Clear Sweet Sap

With several years of maple syrup making under my belt, I’ve become somewhat of an authority about the topic among my friends. Many folks are interested in the subject, and can tell from the bags under my eyes when the season is in full swing. So they ask questions, and I do my best to answer. I look them in the eye, puff out my chest, and tell them how it is. The topic this season was the warm spell we had early on. I got about a week of sap production, and then the trees gave cloudy and/or yellow sap, and then slowed to a trickle.

The Red Maples and Poplars budded and blossomed. I told everyone that would listen that the season was over. Once the buds come out on the Red Maples, that is it. Apparently, the Sugar Maples didn’t listen.

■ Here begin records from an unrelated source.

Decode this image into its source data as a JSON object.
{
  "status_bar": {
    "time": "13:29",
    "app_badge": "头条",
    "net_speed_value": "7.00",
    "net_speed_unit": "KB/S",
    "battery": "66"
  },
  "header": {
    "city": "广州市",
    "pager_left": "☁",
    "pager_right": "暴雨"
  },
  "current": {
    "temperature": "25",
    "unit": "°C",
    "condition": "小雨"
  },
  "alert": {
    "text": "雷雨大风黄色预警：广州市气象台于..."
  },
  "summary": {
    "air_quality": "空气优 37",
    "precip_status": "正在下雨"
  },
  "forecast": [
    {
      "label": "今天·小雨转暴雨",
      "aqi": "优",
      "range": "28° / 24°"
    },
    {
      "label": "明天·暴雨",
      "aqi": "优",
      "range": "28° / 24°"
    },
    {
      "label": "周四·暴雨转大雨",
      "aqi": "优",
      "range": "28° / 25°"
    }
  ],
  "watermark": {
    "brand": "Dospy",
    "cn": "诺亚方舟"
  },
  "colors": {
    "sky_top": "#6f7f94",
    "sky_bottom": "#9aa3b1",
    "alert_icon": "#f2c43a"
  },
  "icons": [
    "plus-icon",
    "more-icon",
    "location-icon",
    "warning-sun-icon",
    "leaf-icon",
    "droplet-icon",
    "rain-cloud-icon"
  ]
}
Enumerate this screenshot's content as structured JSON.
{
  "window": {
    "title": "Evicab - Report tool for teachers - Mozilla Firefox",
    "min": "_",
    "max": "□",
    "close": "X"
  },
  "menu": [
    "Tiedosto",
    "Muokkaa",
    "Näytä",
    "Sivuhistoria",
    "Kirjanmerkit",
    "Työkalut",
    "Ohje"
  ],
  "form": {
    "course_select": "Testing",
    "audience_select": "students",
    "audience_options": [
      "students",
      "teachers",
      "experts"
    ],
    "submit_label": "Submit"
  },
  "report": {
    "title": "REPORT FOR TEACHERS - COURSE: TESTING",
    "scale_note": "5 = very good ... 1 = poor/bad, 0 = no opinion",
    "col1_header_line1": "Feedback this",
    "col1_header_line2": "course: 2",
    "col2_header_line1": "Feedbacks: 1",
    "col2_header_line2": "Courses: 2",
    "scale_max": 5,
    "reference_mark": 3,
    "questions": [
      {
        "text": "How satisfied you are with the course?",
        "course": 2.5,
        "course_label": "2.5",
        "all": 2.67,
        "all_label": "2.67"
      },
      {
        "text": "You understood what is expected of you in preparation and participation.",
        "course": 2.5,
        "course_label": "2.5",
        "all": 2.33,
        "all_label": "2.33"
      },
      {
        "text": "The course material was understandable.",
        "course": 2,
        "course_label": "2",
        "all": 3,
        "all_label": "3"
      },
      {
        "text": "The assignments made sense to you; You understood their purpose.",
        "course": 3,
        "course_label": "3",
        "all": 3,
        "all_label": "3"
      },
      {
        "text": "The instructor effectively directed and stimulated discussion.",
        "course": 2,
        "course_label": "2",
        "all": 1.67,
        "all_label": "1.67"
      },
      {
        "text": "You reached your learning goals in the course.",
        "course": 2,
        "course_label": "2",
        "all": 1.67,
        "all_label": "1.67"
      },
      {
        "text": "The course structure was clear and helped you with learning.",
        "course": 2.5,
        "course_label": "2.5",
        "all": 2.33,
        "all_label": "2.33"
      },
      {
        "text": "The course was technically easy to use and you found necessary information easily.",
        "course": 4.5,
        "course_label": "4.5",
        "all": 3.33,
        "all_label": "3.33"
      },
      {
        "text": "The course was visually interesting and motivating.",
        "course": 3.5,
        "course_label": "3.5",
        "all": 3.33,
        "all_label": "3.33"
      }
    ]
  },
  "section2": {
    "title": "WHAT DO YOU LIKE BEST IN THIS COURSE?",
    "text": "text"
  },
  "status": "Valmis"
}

Yesterday I went out to pull my taps. I had bucket after bucket with decent amounts of clear sweet sap. I tasted some of it, and it would have made very good syrup, in my opinion. Unfortunately it may have been sitting for several days since I’d moved on to other projects, and hadn’t checked for a while. And I didn’t know if there would be enough to justify starting up the evaporator again. So I proceeded to pull my taps and dump several buckets of good sap.

A couple of lessons were learned. The trees know what they are doing, and even a multi-year observer of their behavior is only a good guesser. And also, in future years, I’ll keep making the rounds even when I’m sure the season is over. The trees are smarter then I am.